Access to the area is designed to be independent as much as is possible of the Slachthuislaan and keep traffic pressure as limited as possible. Incidentally, it is expected that the reconstruction of the IJzerlaan will help reduce the amount of transit traffic on the Lange Lobroekstraat.”
This concludes our example for this case study.
Of course more can be done with the data and our techniques.
In this case we touched only the surface of the possibilities of our technology.
For instance the general mood of the press clippings over the period august 2016 to February 2017.
Readership Impact om a time line
Something different is the reconstruction of parliamentary debates based on transcriptions, such as based on Europarl transcription files for September 2006 in the European Parliament
This opens up the door for all sorts of advanced analytics and dashboards.
The semantic relations allow for easy … This allows you to jump from one collection to the next collection, only touching those documents that are relevant to your information need.

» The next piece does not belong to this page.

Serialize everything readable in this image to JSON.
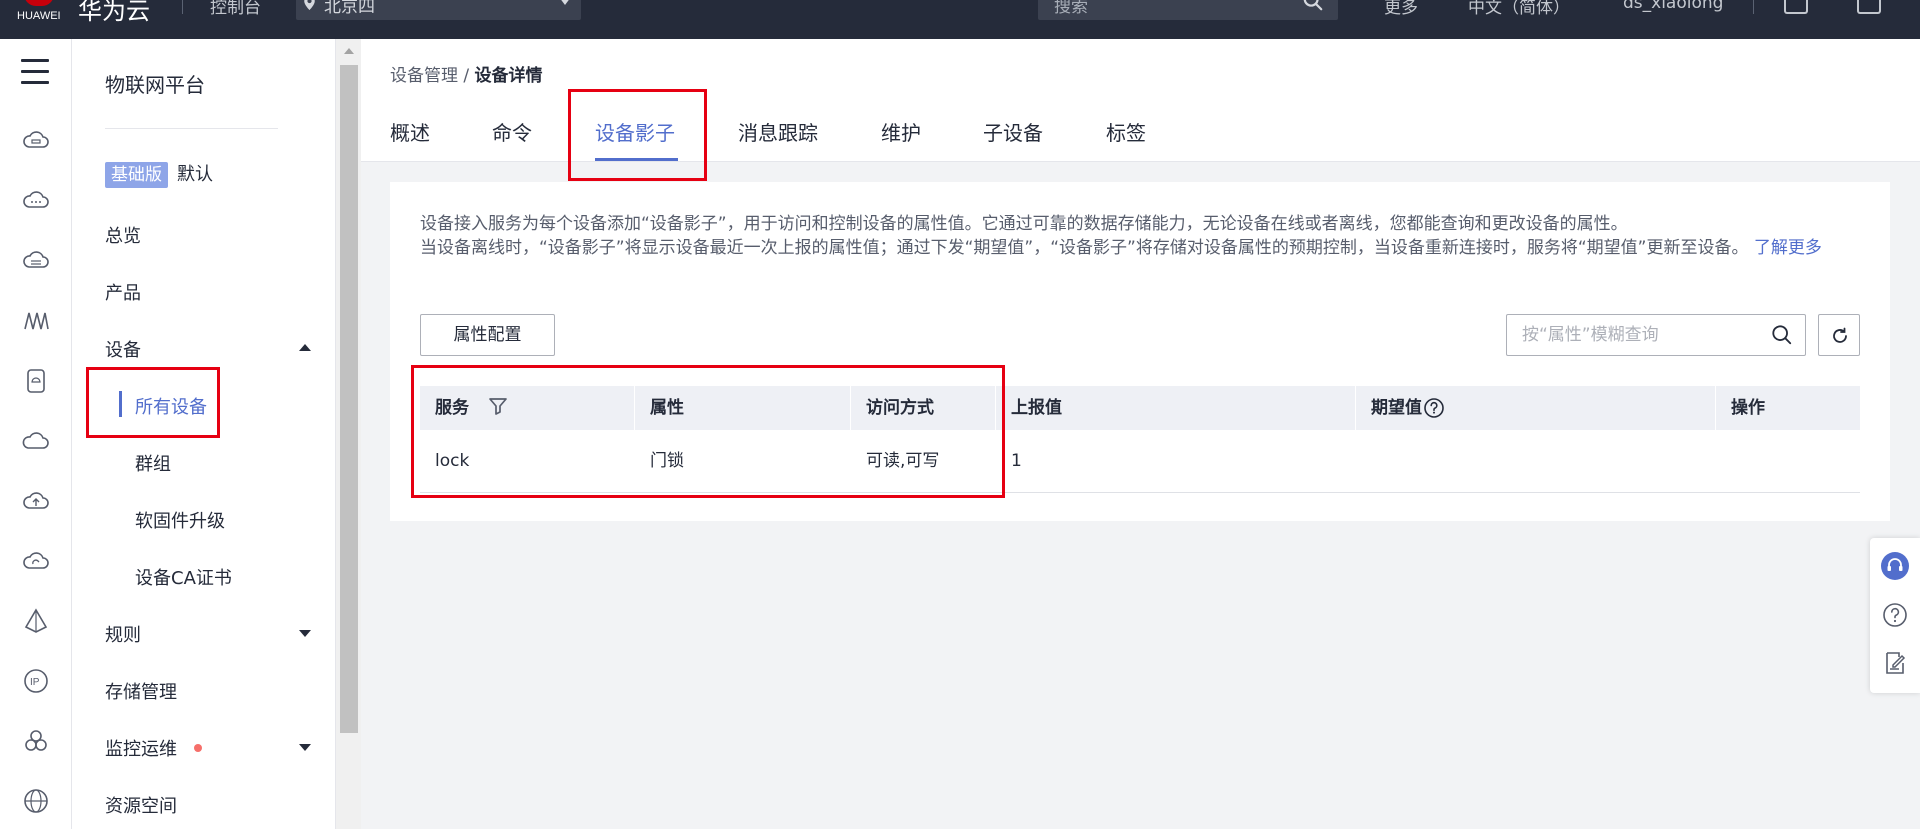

Even if you had no knowledge of their existence, their semantic relationship, or even how to begin a search for such information.
Discovering relevant information from datasets without any prior knowledge of its contents. This can be achieved by simply following semantic relationships, as described above, or by the powerful query mechanism that can even return relevant information to vaguely worded questions.
… and drilling down. The first two points focus on search and discovery. This last point focuses on exploring and analysing the data. The system precalculates all semantic relationships, and these are available, in the background, to help you.
We hope that you found this presentation informative and that you have gotten some ideas on how this technique could be applied to your own unstructured data. If there are any questions, we would love to take them right now, and thank you all for your attention.